In literally every guild I’ve been in, from the most casual that had multiple people who couldn’t ever jump on to Thaddeus’s platform to the most hard-core where we were downing heroic mode bosses every week, there’s been discussions about raiding culture. Invariably, someone thinks someone else needs to be better prepared, be trying harder, or be doing more research – or, of course, the opposite, that someone else needs to lighten up, understand it’s “just a game,” or understand “we’re not in a hard-core guild.”
I’ve read that the seriousness with which you approach raiding is a lot like how fast you drive a car: everyone faster is a lunatic, and everyone slower is a moron. I think that kind of perspective abounds due to the very common human fault of assuming others think like you do. We all do that, all the time, and as a result we can misjudge people or situations to ours or others’ detriment.
There was a very solid discussion in my guild mumble last night on this topic. Some of these people have never been in another guild, or haven’t been in a different guild in years and years, and it was very interesting how similarly I felt in that discussion as I do when talking to the academics at my college who’ve never taught anywhere else or had a job outside academia.
There’s a kind of surreal disconnect with reality that builds up when you’ve been in the same organization for a long time. Every point that was made was completely valid, and they were common complaints I’ve witnessed over and over: more officer transparency, fear that the raiding standards are being lost, fear of guild culture changing, and so forth. I did my best – as I usually try to – to keep things moderate and calm, trying to find common ground and so forth, but this time I added a bit of outsider perspective, too.

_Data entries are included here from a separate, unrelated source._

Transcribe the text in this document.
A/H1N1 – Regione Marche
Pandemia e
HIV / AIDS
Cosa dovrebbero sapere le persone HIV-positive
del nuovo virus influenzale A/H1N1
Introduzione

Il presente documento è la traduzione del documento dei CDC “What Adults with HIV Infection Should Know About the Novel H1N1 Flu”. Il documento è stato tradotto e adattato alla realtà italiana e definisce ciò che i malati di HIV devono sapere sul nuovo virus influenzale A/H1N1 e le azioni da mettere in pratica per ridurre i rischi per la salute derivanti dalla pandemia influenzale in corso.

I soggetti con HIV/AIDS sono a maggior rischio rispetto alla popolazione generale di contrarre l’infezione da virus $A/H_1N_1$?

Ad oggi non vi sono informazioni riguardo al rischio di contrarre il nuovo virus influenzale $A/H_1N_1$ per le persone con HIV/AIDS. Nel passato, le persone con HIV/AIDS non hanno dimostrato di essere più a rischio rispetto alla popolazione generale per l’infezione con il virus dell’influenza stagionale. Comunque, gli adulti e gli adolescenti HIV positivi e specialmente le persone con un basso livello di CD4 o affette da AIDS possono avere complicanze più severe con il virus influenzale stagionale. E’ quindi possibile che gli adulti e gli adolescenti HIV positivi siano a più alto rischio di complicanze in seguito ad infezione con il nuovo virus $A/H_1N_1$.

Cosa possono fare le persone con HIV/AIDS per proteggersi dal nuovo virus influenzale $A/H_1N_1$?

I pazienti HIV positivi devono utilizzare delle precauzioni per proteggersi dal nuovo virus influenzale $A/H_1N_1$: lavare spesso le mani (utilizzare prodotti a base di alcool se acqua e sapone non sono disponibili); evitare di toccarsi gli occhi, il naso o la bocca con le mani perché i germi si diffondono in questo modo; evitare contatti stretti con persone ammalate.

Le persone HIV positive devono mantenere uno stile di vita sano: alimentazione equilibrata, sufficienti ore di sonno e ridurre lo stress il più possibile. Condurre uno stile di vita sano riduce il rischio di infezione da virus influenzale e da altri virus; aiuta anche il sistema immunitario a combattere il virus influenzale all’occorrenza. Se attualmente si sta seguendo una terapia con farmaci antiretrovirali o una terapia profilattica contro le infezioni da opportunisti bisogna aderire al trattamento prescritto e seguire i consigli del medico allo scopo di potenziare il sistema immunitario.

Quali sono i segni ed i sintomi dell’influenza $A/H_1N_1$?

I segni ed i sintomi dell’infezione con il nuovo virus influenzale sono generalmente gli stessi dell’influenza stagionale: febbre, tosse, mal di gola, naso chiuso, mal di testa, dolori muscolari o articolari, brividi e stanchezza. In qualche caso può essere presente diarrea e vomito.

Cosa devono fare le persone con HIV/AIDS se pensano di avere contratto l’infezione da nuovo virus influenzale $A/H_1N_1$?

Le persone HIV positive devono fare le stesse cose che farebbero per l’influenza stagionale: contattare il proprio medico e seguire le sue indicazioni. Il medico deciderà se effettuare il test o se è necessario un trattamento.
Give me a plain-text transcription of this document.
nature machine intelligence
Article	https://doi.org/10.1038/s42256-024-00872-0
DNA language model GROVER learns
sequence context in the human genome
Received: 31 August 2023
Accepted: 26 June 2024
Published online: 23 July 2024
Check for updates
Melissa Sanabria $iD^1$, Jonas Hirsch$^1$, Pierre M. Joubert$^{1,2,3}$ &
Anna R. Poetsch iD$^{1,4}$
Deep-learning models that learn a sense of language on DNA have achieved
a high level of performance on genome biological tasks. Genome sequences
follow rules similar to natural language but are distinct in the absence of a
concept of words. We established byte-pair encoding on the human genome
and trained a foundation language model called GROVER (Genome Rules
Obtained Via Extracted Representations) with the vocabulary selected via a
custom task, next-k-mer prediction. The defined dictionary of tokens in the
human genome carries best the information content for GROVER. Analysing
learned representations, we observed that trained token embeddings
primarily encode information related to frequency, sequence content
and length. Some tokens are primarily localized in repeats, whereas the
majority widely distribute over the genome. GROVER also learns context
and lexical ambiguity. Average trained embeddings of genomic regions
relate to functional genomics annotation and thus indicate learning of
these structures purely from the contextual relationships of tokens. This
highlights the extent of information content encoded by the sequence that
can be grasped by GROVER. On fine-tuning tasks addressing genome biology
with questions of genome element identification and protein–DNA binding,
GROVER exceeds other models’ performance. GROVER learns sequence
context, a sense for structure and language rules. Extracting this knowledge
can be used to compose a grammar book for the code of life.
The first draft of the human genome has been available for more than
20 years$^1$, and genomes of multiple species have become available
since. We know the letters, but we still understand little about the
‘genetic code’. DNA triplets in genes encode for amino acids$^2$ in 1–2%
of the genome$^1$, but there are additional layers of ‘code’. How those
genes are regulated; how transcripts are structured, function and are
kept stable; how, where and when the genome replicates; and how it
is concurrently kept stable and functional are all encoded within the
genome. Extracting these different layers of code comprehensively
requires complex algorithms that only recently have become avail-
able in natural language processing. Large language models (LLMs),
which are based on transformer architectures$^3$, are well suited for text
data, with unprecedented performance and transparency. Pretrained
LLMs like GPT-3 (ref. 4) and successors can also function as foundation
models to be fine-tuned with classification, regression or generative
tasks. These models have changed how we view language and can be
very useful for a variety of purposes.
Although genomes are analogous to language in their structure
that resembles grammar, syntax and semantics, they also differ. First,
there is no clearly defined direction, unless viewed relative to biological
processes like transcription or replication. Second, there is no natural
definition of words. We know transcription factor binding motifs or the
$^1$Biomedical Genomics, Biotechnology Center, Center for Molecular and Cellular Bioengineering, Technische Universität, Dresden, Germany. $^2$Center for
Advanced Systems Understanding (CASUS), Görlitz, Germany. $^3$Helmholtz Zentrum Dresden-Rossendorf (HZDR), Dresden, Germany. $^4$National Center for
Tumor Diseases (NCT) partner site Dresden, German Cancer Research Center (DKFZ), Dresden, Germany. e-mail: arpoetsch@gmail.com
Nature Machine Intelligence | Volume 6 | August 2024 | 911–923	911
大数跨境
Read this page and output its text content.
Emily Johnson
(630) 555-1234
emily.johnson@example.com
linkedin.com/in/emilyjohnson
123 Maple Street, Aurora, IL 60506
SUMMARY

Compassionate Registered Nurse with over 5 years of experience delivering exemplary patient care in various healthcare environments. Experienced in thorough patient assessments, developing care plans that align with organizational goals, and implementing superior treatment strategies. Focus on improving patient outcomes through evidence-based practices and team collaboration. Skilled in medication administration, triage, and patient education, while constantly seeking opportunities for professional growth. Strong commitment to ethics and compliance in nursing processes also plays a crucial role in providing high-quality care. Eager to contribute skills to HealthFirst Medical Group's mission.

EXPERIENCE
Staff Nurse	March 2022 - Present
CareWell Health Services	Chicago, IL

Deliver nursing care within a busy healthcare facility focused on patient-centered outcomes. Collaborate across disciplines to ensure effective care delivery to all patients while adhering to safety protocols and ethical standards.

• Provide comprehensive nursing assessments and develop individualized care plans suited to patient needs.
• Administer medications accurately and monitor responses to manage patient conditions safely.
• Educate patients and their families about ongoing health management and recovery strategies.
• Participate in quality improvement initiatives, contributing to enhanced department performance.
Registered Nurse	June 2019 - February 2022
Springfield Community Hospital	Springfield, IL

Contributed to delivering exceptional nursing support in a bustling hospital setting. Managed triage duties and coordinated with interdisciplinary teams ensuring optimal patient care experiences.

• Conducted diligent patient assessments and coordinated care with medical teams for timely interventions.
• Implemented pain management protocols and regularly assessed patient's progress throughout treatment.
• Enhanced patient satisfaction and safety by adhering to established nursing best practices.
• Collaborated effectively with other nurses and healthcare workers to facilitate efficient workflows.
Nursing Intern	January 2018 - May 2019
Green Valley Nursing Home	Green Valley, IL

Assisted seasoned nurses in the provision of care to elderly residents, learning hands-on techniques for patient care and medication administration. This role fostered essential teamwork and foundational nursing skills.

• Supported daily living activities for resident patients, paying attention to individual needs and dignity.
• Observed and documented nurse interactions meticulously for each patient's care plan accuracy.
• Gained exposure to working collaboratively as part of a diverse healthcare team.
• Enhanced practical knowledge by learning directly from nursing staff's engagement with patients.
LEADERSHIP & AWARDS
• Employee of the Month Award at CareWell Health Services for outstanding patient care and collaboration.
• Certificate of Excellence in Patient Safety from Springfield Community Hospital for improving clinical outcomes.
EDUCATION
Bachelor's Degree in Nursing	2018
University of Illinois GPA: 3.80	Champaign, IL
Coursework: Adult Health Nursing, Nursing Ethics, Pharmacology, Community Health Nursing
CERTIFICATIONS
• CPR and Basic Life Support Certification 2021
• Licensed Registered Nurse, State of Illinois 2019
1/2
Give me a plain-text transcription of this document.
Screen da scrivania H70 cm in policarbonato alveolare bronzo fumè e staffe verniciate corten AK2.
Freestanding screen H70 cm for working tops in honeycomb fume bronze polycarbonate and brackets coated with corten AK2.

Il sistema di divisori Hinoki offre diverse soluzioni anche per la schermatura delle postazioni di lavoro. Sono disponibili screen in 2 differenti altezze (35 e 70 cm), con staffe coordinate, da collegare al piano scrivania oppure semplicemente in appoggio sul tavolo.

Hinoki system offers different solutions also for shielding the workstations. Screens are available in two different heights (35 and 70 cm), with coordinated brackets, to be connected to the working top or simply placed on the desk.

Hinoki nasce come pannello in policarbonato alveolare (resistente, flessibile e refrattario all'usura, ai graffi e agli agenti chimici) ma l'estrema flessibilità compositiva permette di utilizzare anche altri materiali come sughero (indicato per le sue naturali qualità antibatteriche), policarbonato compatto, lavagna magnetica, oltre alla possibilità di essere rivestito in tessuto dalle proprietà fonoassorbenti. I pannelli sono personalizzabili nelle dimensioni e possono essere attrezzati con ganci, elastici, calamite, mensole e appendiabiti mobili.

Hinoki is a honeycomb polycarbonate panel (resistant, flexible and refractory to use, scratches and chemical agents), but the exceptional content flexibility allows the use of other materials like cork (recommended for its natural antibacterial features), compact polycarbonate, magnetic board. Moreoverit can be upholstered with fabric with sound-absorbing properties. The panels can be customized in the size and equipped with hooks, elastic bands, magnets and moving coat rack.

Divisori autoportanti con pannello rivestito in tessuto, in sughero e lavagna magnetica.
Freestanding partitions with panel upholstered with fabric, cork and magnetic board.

Some of the harder-core members aren’t happy that the guild’s become increasingly casual. Been there, done that, and have been on both sides of it. Here’s the thing – I’ve been in casual guilds. Those guilds are FAR more casual than this one and achieved FAR less than this one already has. I’ve also been in guilds where officer transparency was ZERO; remember that one of my previous GMs dealt with people passive-aggressively by simply blacklisting them from raids, secretly of course, and coming up with excuses each week why there wasn’t a spot for them. In other words, for the most part, these guildies – and the professors I work with – have NO IDEA how good they have it.
Of course, I didn’t blurt that out, but I kept trying to steer the conversation back to the good things that are happening instead of blame games and so forth. The funny thing is, the two people who apparently triggered this whole debate are both really nice guys, one of whom was simply fed up with guildies not having enchants and gems in their gear and the other who was simply tired of people being benched in the name of progress.
As I’m sure you’re aware, I’m a huge proponent of both inclusion and “casual doesn’t mean unprofessional,” after all, you can’t go into casual day at work naked. There’s limits even to what casual means, from my point of view. Gems and enchants have never been what bothered me, though, for me it’s been punctuality. You may remember, dear reader, that my previous guild had people routinely showing up 30 minutes late, wasting a half hour of nine other people’s time, with a laugh and a phony apology. That drove me nuts.
So take a moment today to think about whatever organizations you’re a part of – be it game organizations, work organizations, or other social organizations – and make a quick mental list of all the good things about them. Work to remember how good you truly have it wherever you are. Small problems can seem big when they’re out of context, so put them beside all the good, and I hope you find that you’re happier than you remembered.